Her story adds to the growing literature related to individual life stories of Holocaust survivors. There is much we can learn from her book." - Benjamin Schlesinger, Professor Emeritus, University of Toronto
Until age seven, Olga Barsony Verrall lived an idyllic life in Szarvas, a small town in Hungary, surrounded by her doting, observant Jewish family. After the Nazi invasion in 1944, Olga found herself, along with most of her family, interned in the Auspitz (Hustopece) labour camp. Eventually reunited after the war, the family returned to Szarvas, only to face a different kind of oppression at the hands of the new Communist government.
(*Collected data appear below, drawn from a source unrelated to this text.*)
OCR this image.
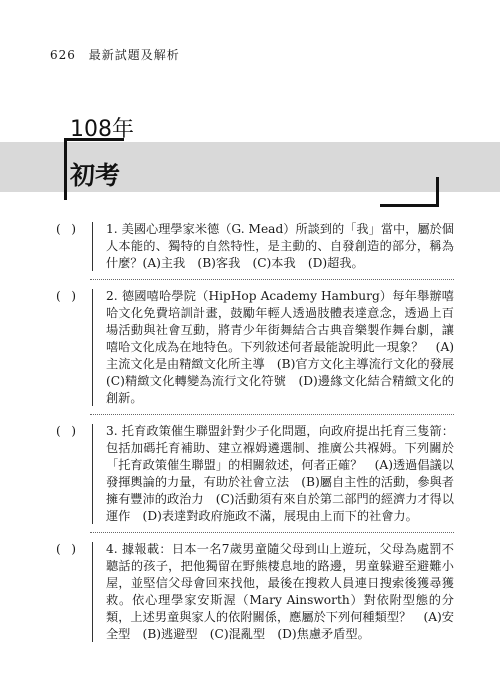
626 最新試題及解析
108年
初考
( ) 1. 美國心理學家米德（G. Mead）所談到的「我」當中，屬於個人本能的、獨特的自然特性，是主動的、自發創造的部分，稱為什麼？(A)主我　(B)客我　(C)本我　(D)超我。
( ) 2. 德國嘻哈學院（HipHop Academy Hamburg）每年舉辦嘻哈文化免費培訓計畫，鼓勵年輕人透過肢體表達意念，透過上百場活動與社會互動，將青少年街舞結合古典音樂製作舞台劇，讓嘻哈文化成為在地特色。下列敘述何者最能說明此一現象？　(A)主流文化是由精緻文化所主導　(B)官方文化主導流行文化的發展　(C)精緻文化轉變為流行文化符號　(D)邊緣文化結合精緻文化的創新。
( ) 3. 托育政策催生聯盟針對少子化問題，向政府提出托育三隻箭：包括加碼托育補助、建立褓姆遴選制、推廣公共褓姆。下列關於「托育政策催生聯盟」的相關敘述，何者正確？　(A)透過倡議以發揮輿論的力量，有助於社會立法　(B)屬自主性的活動，參與者擁有豐沛的政治力　(C)活動須有來自於第二部門的經濟力才得以運作　(D)表達對政府施政不滿，展現由上而下的社會力。
( ) 4. 據報載：日本一名7歲男童隨父母到山上遊玩，父母為處罰不聽話的孩子，把他獨留在野熊棲息地的路邊，男童躲避至避難小屋，並堅信父母會回來找他，最後在搜救人員連日搜索後獲尋獲救。依心理學家安斯渥（Mary Ainsworth）對依附型態的分類，上述男童與家人的依附關係，應屬於下列何種類型？　(A)安全型　(B)逃避型　(C)混亂型　(D)焦慮矛盾型。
After immigrating to Winnipeg in 1957, Olga met and married Orland Verrall, the cantor at Rosh Pina synagogue. Together they built a new life in Canada and soon welcomed two daughters, Judy and Lesley.
Yet Olga continued to be haunted by her past. Though she was very young during her time in the camp, Olga had vivid and painful memories of the horrifying things she had seen and experienced there. A nagging sense of emptiness and anger stayed with her all her life. After her beloved husband Orland passed away, her emotional state became increasingly fragile, and she became dependent on prescription drugs to numb her pain. A long journey of physical and mental healing, along with the support of her family, helped Olga piece her life back together. For Olga, writing her memoir was a catharsis. For her readers, it will be an inspiration.